Saturday, September 28, 2013

Week 6, autobiographical slice: "Poopy Diapers"

My allergic reactions to pollen used to start in April and end in October and then would move indoors for the winter and become allergies to animal dander, woodsmoke, dust, mold, and the horsehair plaster all through my house. I would spend the better part of the year with continuous and convulsive sneezing, itching eyes, wheezing, and coughing.

God bless the drug company chemists who developed Azmacort and Vancenase and the health plan that allows me to afford them.

Now it's only in August that the ragweed overcomes the chemists. A single ragweed plant is capable of producing a billion grains of pollen in a season, and most of those billion grains are going to find their way right into my nose and trigger hayfever and asthma, drugs or not. So today, August 21, marks about three weeks that I've suffered the usual symptoms.

Though I have those symptoms, everything is a lot better than it used to be. Even so, last week, when my wife made one of her many funny jokes, I began coughing uncontrollably, fighting for oxygen, still laughing as the dogs danced around the kitchen barking at my unusual behavior. Doubled-over at my cutting board, the thought came that what nearly killed me when I was a baby might well take me away as an old man.

Why are some people cursed with allergies, others not? One likely culprit is breast-feeding. Babies who have been exclusively breastfed for even a month have a much lower incidence of allergies later in life.

My son was born in 1974. My mother visited when he was a few days old to help out. Almost immediately, her wail came from the bathroom. "Oh my god, he has it too.
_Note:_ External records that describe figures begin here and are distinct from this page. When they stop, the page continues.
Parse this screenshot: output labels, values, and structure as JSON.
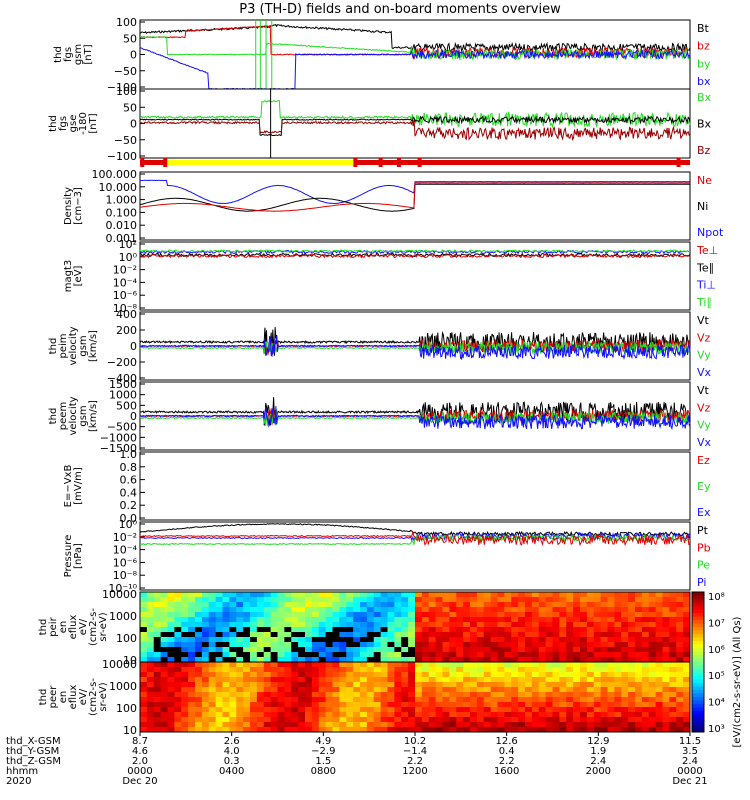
{
  "title": "P3 (TH-D) fields and on-board moments overview",
  "colors": {
    "black": "#000000",
    "red": "#e00000",
    "green": "#22dd22",
    "blue": "#1010ff",
    "dark_red": "#990000",
    "yellow": "#ffff00"
  },
  "chart_data": {
    "type": "line",
    "time_range": [
      "2020-12-20 00:00",
      "2020-12-21 00:00"
    ],
    "panels": [
      {
        "ylabel": [
          "thd",
          "fgs",
          "gsm",
          "[nT]"
        ],
        "ticks": [
          "100",
          "50",
          "0",
          "−50",
          "−100"
        ],
        "legend": [
          {
            "text": "Bt",
            "color": "black"
          },
          {
            "text": "bz",
            "color": "red"
          },
          {
            "text": "by",
            "color": "green"
          },
          {
            "text": "bx",
            "color": "blue"
          }
        ]
      },
      {
        "ylabel": [
          "thd",
          "fgs",
          "gse",
          "-180",
          "[nT]"
        ],
        "ticks": [
          "100",
          "50",
          "0",
          "−50",
          "−100"
        ],
        "legend": [
          {
            "text": "Bx",
            "color": "green"
          },
          {
            "text": "Bx",
            "color": "black"
          },
          {
            "text": "Bz",
            "color": "dark_red"
          }
        ]
      },
      {
        "ylabel": [
          "Density",
          "[cm−3]"
        ],
        "ticks": [
          "100.000",
          "10.000",
          "1.000",
          "0.100",
          "0.010",
          "0.001"
        ],
        "legend": [
          {
            "text": "Ne",
            "color": "red"
          },
          {
            "text": "Ni",
            "color": "black"
          },
          {
            "text": "Npot",
            "color": "blue"
          }
        ]
      },
      {
        "ylabel": [
          "magt3",
          "[eV]"
        ],
        "ticks": [
          "10²",
          "10⁰",
          "10⁻²",
          "10⁻⁴",
          "10⁻⁶",
          "10⁻⁸"
        ],
        "legend": [
          {
            "text": "Te⊥",
            "color": "red"
          },
          {
            "text": "Te∥",
            "color": "black"
          },
          {
            "text": "Ti⊥",
            "color": "blue"
          },
          {
            "text": "Ti∥",
            "color": "green"
          }
        ]
      },
      {
        "ylabel": [
          "thd",
          "peim",
          "velocity",
          "gsm",
          "[km/s]"
        ],
        "ticks": [
          "400",
          "200",
          "0",
          "−200",
          "−400"
        ],
        "legend": [
          {
            "text": "Vt",
            "color": "black"
          },
          {
            "text": "Vz",
            "color": "red"
          },
          {
            "text": "Vy",
            "color": "green"
          },
          {
            "text": "Vx",
            "color": "blue"
          }
        ]
      },
      {
        "ylabel": [
          "thd",
          "peem",
          "velocity",
          "gsm",
          "[km/s]"
        ],
        "ticks": [
          "1500",
          "1000",
          "500",
          "0",
          "−500",
          "−1000",
          "−1500"
        ],
        "legend": [
          {
            "text": "Vt",
            "color": "black"
          },
          {
            "text": "Vz",
            "color": "red"
          },
          {
            "text": "Vy",
            "color": "green"
          },
          {
            "text": "Vx",
            "color": "blue"
          }
        ]
      },
      {
        "ylabel": [
          "E=−VxB",
          "[mV/m]"
        ],
        "ticks": [
          "1.0",
          "0.8",
          "0.6",
          "0.4",
          "0.2",
          "0.0"
        ],
        "legend": [
          {
            "text": "Ez",
            "color": "red"
          },
          {
            "text": "Ey",
            "color": "green"
          },
          {
            "text": "Ex",
            "color": "blue"
          }
        ]
      },
      {
        "ylabel": [
          "Pressure",
          "[nPa]"
        ],
        "ticks": [
          "10⁰",
          "10⁻²",
          "10⁻⁴",
          "10⁻⁶",
          "10⁻⁸",
          "10⁻¹⁰"
        ],
        "legend": [
          {
            "text": "Pt",
            "color": "black"
          },
          {
            "text": "Pb",
            "color": "red"
          },
          {
            "text": "Pe",
            "color": "green"
          },
          {
            "text": "Pi",
            "color": "blue"
          }
        ]
      },
      {
        "ylabel": [
          "thd",
          "peir",
          "en",
          "eflux",
          "eV/",
          "(cm2-s-",
          "sr-eV)"
        ],
        "ticks": [
          "10000",
          "1000",
          "100",
          "10"
        ],
        "legend": []
      },
      {
        "ylabel": [
          "thd",
          "peer",
          "en",
          "eflux",
          "eV/",
          "(cm2-s-",
          "sr-eV)"
        ],
        "ticks": [
          "10000",
          "1000",
          "100",
          "10"
        ],
        "legend": []
      }
    ],
    "colorbar": {
      "ticks": [
        "10⁸",
        "10⁷",
        "10⁶",
        "10⁵",
        "10⁴",
        "10³"
      ],
      "label": "[eV/(cm2-s-sr-eV)] (All Qs)"
    },
    "xaxis": {
      "row_labels": [
        "thd_X-GSM",
        "thd_Y-GSM",
        "thd_Z-GSM",
        "hhmm",
        "2020"
      ],
      "columns": [
        {
          "hour": 0,
          "x": "8.7",
          "y": "4.6",
          "z": "2.0",
          "hhmm": "0000",
          "date": "Dec 20"
        },
        {
          "hour": 4,
          "x": "2.6",
          "y": "4.0",
          "z": "0.3",
          "hhmm": "0400",
          "date": ""
        },
        {
          "hour": 8,
          "x": "4.9",
          "y": "−2.9",
          "z": "1.5",
          "hhmm": "0800",
          "date": ""
        },
        {
          "hour": 12,
          "x": "10.2",
          "y": "−1.4",
          "z": "2.2",
          "hhmm": "1200",
          "date": ""
        },
        {
          "hour": 16,
          "x": "12.6",
          "y": "0.4",
          "z": "2.2",
          "hhmm": "1600",
          "date": ""
        },
        {
          "hour": 20,
          "x": "12.9",
          "y": "1.9",
          "z": "2.4",
          "hhmm": "2000",
          "date": ""
        },
        {
          "hour": 24,
          "x": "11.5",
          "y": "3.5",
          "z": "2.4",
          "hhmm": "0000",
          "date": "Dec 21"
        }
      ]
    }
  }
}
Just like John."

"What?" My wife hauled her weary self out of her chair and came into the bathroom. "Has what?"

My mother pointed to the loose, yellow shit in the diaper. "He's allergic to breast milk, just like John was. You'll have to switch to formula."

My wife was a new mother, but she had spent time with friends and their babies and had a degree of confidence. "No, that's what breastfed babies' poop is supposed to look like. It's fine. Completely normal."

"No, he's not getting any nourishment. That's exactly what John had."

My wife and my mother locked gazes, not for the first or last time, and each thought dark thoughts about the other....

I was born in 1945. The war was just over, my father just out of the service. My mother had married at age 18 in 1940 but had waited until Hitler was beaten before starting a family. I was born 9 months after the fall of Berlin, when she was 23. My father insisted on hiring a nurse for a few weeks to help my mother with her newborn.

As nurses often tend to be, this one was bossy, fussy, and quite prepared to slap down any rebellious notions among her patients or clients. Breastfeeding was not something that nice middle-class ladies did, in her opinion. That was for slum mothers who knew no better. Nor did nice middle-class babies make such messes in their diapers.

"Your baby is allergic to your..., to the...milk. He's not getting any nourishment." My mother says she protested, but the nurse, my father, and Dr Bennett all told her that she was being selfish, that the baby was failing to thrive, that something had to be done.

The first thing they tried was an evaporated milk formula requiring mixing of exact quantities of evaporated milk, water, and sugar. Bottles and rubber nipples were carefully sterilized. But the baby did even worse, and the diapers were even messier. They tried commercial formula, and there was no improvement. Baby puked, baby's diapers were streaked with liquid, baby lost weight and cried incessantly.

Finally, Dr Bennett found a goats-milk-and-banana diet for baby, and that's what he ate the first year of his life.

A few paragraphs back, I said that allergies nearly killed me in 1945. Strictly speaking, a fear of allergies, a bossy nurse, a novice mother, and an ignorant doctor combined to nearly kill me. It wasn't until a few years later that the real bill for the allergies came due.

Sometime after midnight in August of 1952, my father took me in his arms, carried me out of the summer house we were renting in Marblehead, Massachusetts, and drove to a doctor whose name my parents had found in the phone book and who had agreed to see me at his residence at 2 am. Our rented house had feather pillows, cat dander, horsehair-stuffed sofa, cigarette smoke hanging in the still rooms, and dust clouds visibly rising whenever someone sat too hard on the cushions. My lips were blue and my hands cold. I was wheezing, coughing convulsively, gasping for air.

The doctor gave me an adrenaline shot, and in a few seconds I could breathe again.

I had asthma more or less severely throughout my childhood, on into my early twenties, and then it seemed to largely disappear. I could exercise, I could be around horses and dogs, I could live in dusty old houses, and I still had hay fever but not asthma.

Then, just a few years ago--it might have been set off by one of my wife's jokes again--the old but never-forgotten symptoms returned. Now in August when I struggle to breathe, when my lungs burn and cough and feel 'black,' I wonder if a few poopy diapers back in 1945 are to blame. I wonder if I will be spared cancer, Alzheimers, strokes, heart attacks, and, instead, whether I will be one of the fifteen people who daily die of asthma in the United States.